Alright, let’s talk about this coco heads thing I was messing with recently. I needed to get head data, specifically bounding boxes for heads, from the COCO dataset for a little side project.

Getting Started
First off, I had to grab the COCO dataset itself. You know the drill – download the images, download the annotations. The 2017 set, I think it was. The images took a while, they’re pretty big. And that annotation file, the JSON one, it’s huge and packed with info.
Digging into the Annotations
So, I popped open that JSON file. Man, it’s a maze. It’s got categories, image info, bounding boxes, segmentation masks, keypoints… everything but the kitchen sink. My first job was just figuring out how this thing is structured. I needed ‘person’ annotations, obviously. Found the category ID for ‘person’, easy enough.
But then, the heads. I looked through the object detection annotations. You get a bounding box for the whole person, but not usually just the head. That was the first snag. COCO doesn’t just hand you ‘head’ boxes directly in the standard detection annotations.
Trying the Keypoint Angle
I remembered COCO has keypoints for people – nose, eyes, ears, shoulders, etc. My thought was, maybe I can use the head keypoints to figure out where the head is?
- I wrote some code to load the big JSON file.
- Filtered it down to only the annotations for the ‘person’ category.
- For each person, I looked at their keypoints data. This is usually an array of x, y, visibility flags.
- I picked out the keypoints for the head: nose, left eye, right eye, left ear, right ear.
This seemed promising. If I have the locations of eyes, ears, and nose, I should be able to draw a box around them, right?

Making Boxes from Points
My first attempt was basic. For a person, find all the visible head keypoints (checking that visibility flag). Then find the minimum x, minimum y, maximum x, and maximum y among those points. That defines a box.
Well, it sort of worked. For faces looking straight on, it was okay-ish, maybe a bit tight. But if the head was turned, or tilted, or if some keypoints weren’t detected (visibility flag was 0), the boxes looked really weird. Sometimes tiny, sometimes cutting off part of the head. Not really robust.
Trying to Improve the Boxes
Okay, plan B. Maybe add some padding? I tried taking the min/max box and just expanding it by a fixed number of pixels, or by a percentage. That helped make them less tight, but didn’t fix the weird shapes from missing keypoints or odd poses.
I also thought about using just the nose position and maybe guessing a standard head size relative to the person’s overall bounding box? That started feeling way too complicated and full of guesswork. Too many edge cases.
The Reality Check
I spent a good chunk of time fiddling with this keypoint approach. Reading online, seemed like other people hit the same wall. The standard COCO detection stuff just isn’t designed to give you clean head bounding boxes easily. It gives you person boxes and person keypoints.

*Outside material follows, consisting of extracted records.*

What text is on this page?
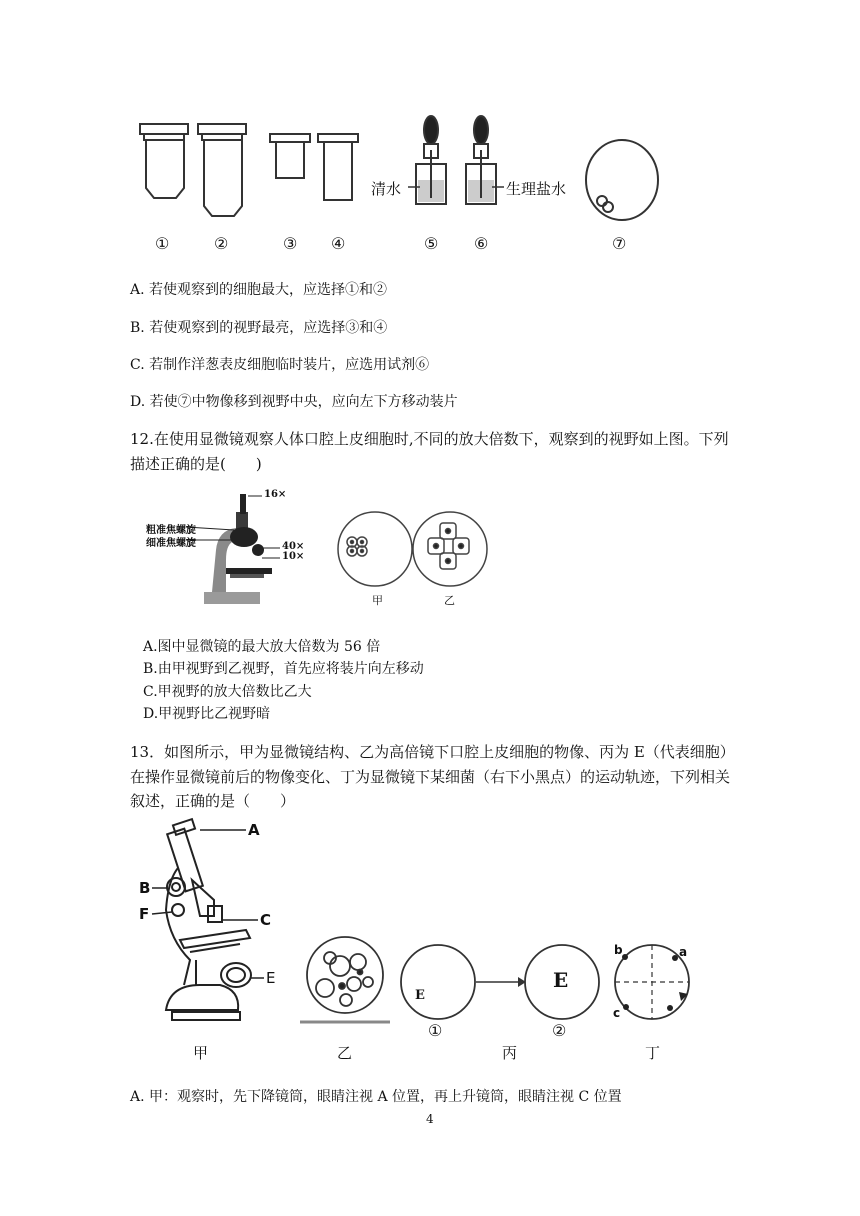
清水	生理盐水
①	②	③ ④	⑤ ⑥	⑦
A. 若使观察到的细胞最大，应选择①和②
B. 若使观察到的视野最亮，应选择③和④
C. 若制作洋葱表皮细胞临时装片，应选用试剂⑥
D. 若使⑦中物像移到视野中央，应向左下方移动装片
12.在使用显微镜观察人体口腔上皮细胞时,不同的放大倍数下，观察到的视野如上图。下列
描述正确的是(　　)
16×
粗准焦螺旋
细准焦螺旋	40×
10×
甲	乙
A.图中显微镜的最大放大倍数为 56 倍
B.由甲视野到乙视野，首先应将装片向左移动
C.甲视野的放大倍数比乙大
D.甲视野比乙视野暗
13．如图所示，甲为显微镜结构、乙为高倍镜下口腔上皮细胞的物像、丙为 E（代表细胞）
在操作显微镜前后的物像变化、丁为显微镜下某细菌（右下小黑点）的运动轨迹，下列相关
叙述，正确的是（　　）
A
B
F	C
E
E
E
①	②
b	a
c
甲	乙	丙	丁
A. 甲：观察时，先下降镜筒，眼睛注视 A 位置，再上升镜筒，眼睛注视 C 位置
4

Turns out, there are other datasets, sometimes derived from COCO or similar ones, that are specifically focused on heads, like CrowdHuman or others mentioned in some research papers. People have done the hard work of creating dedicated head annotations. If I needed really good head boxes, I probably should have looked for one of those specialized datasets first.
What I Ended Up With
For my little project, super high accuracy wasn’t the absolute top priority. So, I stuck with my script based on keypoints, but made peace with it being imperfect.
Here’s roughly what my script did in the end:
- Load COCO annotations.
- Find ‘person’ annotations.
- For each person, grab the head keypoints (nose, eyes, ears).
- Important: Filter out people where most head keypoints were not visible (v=0). If only an ear was missing, maybe okay, but if eyes and nose were gone, I skipped that person.
- Calculate a bounding box using the min/max coordinates of the visible head keypoints.
- Add some percentage-based padding (like 15-20% maybe) to this box.
- Saved these generated ‘head’ coordinates, linked to the image ID, into my own simpler file format.
So, yeah. Got some head boxes out of COCO, but it wasn’t straightforward. It involved digging into the keypoints and accepting a less-than-perfect result based on estimation. If you need proper head detection data, using the standard COCO object annotations requires some extra work or looking for those specialized head datasets. Just sharing what I went through!